Jouer une vraie personne à l’écran d’une manière qui ne ressemble pas à une imitation superficielle est difficile. (En parlant de ça : bonne chance à le casting de “Beatles – Un événement cinématographique de quatre films” à éviter ces inévitables comparaisons avec les versions caricaturales des Fab Four dans “Walk Hard: The Dewey Cox Story”.) Mais dépeindre une personne réelle qui joue constamment sa propre performance est encore plus difficile. C’est donc à son honneur qu’Ethan Hawke ait fait cela sans transpirer dans “Blue Moon”, la dernière équipe de l’acteur avec le réalisateur Richard Linklater et un drame d’histoire vraie de 2025 applaudi à juste titre qui, espérons-le, attirera plus d’attention maintenant qu’il est diffusé sur Netflix. (Le score de 91 % des critiques du film sur Tomates pourries ne devrait qu’aider sa cause.)

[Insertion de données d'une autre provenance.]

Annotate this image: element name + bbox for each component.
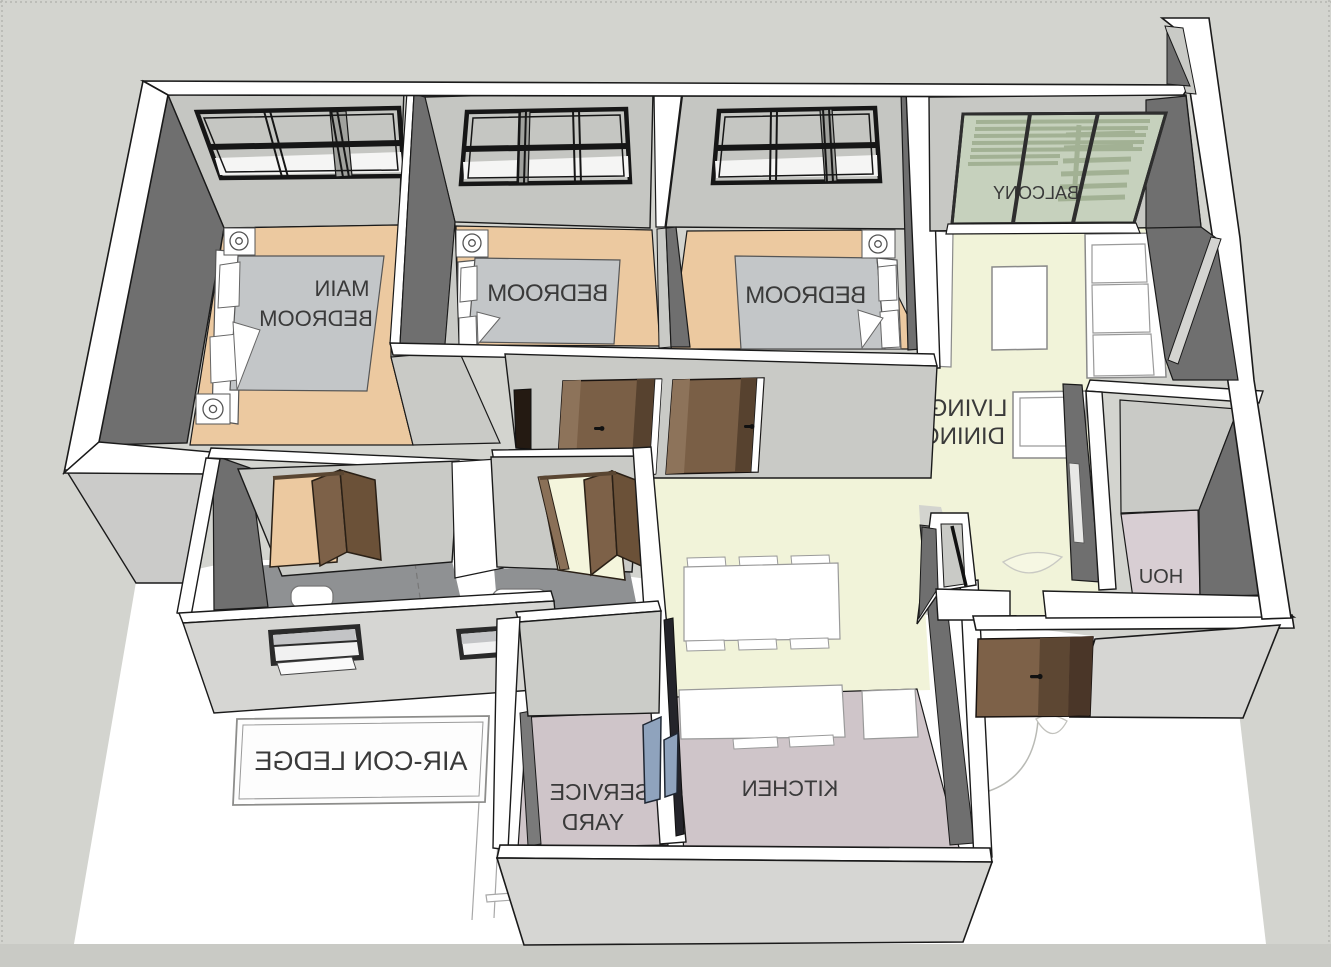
svg-text:HOU: HOU — [1139, 566, 1183, 588]
svg-text:YARD: YARD — [562, 809, 624, 835]
svg-text:KITCHEN: KITCHEN — [742, 776, 839, 801]
svg-text:AIR-CON LEDGE: AIR-CON LEDGE — [254, 746, 467, 776]
svg-text:BEDROOM: BEDROOM — [488, 280, 609, 307]
svg-text:BEDROOM: BEDROOM — [746, 282, 867, 309]
svg-text:LIVING: LIVING — [929, 395, 1008, 422]
svg-text:SERVICE: SERVICE — [550, 779, 651, 805]
svg-text:BALCONY: BALCONY — [993, 183, 1079, 203]
svg-text:BEDROOM: BEDROOM — [259, 306, 373, 331]
svg-text:MAIN: MAIN — [315, 276, 370, 301]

Écrit par Robert Kaplow (qui, avec Hawke, a obtenu un Oscar pour ses efforts sur le film), “Blue Moon” est centré sur Lorenz Hart (Hawke), le légendaire parolier américain dont les nombreuses grandes œuvres incluent la chanson titulaire (une chanson que j’associerai personnellement toujours aux souris gazouillantes du film “Babe” – désolé, M. Hart, mais aucun de nous ne peut vraiment choisir son héritage). Comme de nombreuses fonctionnalités de Linklater, sa trilogie cinématographique “Before” et celle de Hawke sont inclusesl’histoire se déroule ici dans une fenêtre de temps limitée et se compose en grande partie de personnes discutant. Leur principal sujet de discussion ? La nouvelle comédie musicale époustouflante qui a été écrite par l’ancien partenaire créatif de Hart depuis 20 ans, Richard Rodgers (Andrew Scott), et qui vient tout juste d’ouvrir le soir même où la majeure partie du film se déroule en 1943… un spectacle du nom de ” Oklahoma ! ”

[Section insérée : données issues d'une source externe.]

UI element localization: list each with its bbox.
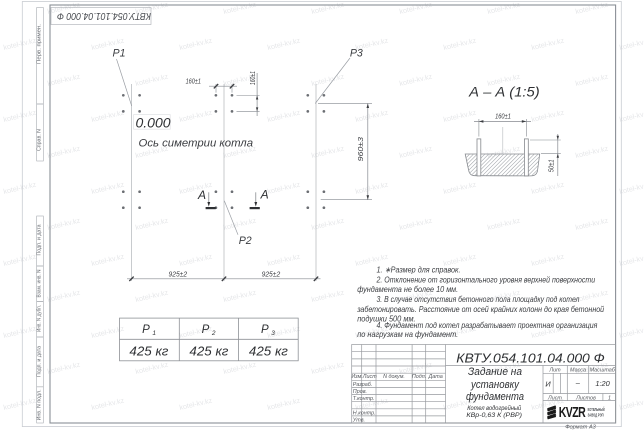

Oui, comme vous l’avez sans doute compris, nous parlons de la même renommée de Rodgers et de Rodgers & Hammerstein. Faut-il s’étonner que Hart soit en désordre ?
Blue Moon est une vitrine mélancolique pour Ethan Hawke et ses co-stars
Lorenz Hart était peut-être une personne réelle, mais comme le décrit Ethan Hawke dans “Blue Moon”, il est votre protagoniste typique de Richard Linklater (et c’est un compliment). Exemple concret : dans les rares moments où Hart ne bavarde pas poétiquement sur l’art, la vie et le sexe, vous pouvez voir l’angoisse et le désir qu’il ne parvient désespérément pas à retenir bouillonner derrière ses yeux. C’est un individu étrange, petit et refoulé qui ne peut s’empêcher de projeter une énergie individuelle étrange, courte et réprimée (peu importe à quel point il insiste sur le fait que ce n’est pas lui), et même si le film n’a pas révélé son destin tragique dans ses premières minutes, on pourrait facilement (et malheureusement) le discerner à la façon dont Hart se comporte au bar où se déroule une grande partie de l’action.
Comme Rodgers, Andrew Scott fait beaucoup avec très peu ; il est un cocktail de révérence souriante et de ressentiment à peine caché lorsqu’il parle à son ex brillant et exaspérant. Pendant ce temps, Margaret Qualley est tout aussi superbe qu’Elizabeth Weiland (la jeune femme séduisante et libérée et créatrice en herbe dont Hart s’est rapproché), et Linklater se contente de laisser ses acteurs tenir également la vedette, car sa mise en scène est pour la plupart invisible. Le film présente quelques problèmes techniques mineurs car il utilise une perspective forcée et d’autres astuces pratiques pour rendre Hawke aussi petit que le vrai Hart (ce qui conduit à un travail de caméra légèrement disgracieux), mais c’est un petit problème pour ce qui est par ailleurs un film réfléchi et mélancolique sur un artiste troublé laissé derrière par l’histoire.
Sur une note plus légère : gardez les yeux ouverts pour un œuf de Pâques “Stuart Little” (?) aléatoire ici, puis lisez le livre lui-même plus tard. Tu ne regarderas jamais l’adaptation écrite par M. Night Shyamalan de cette histoire de la même manière.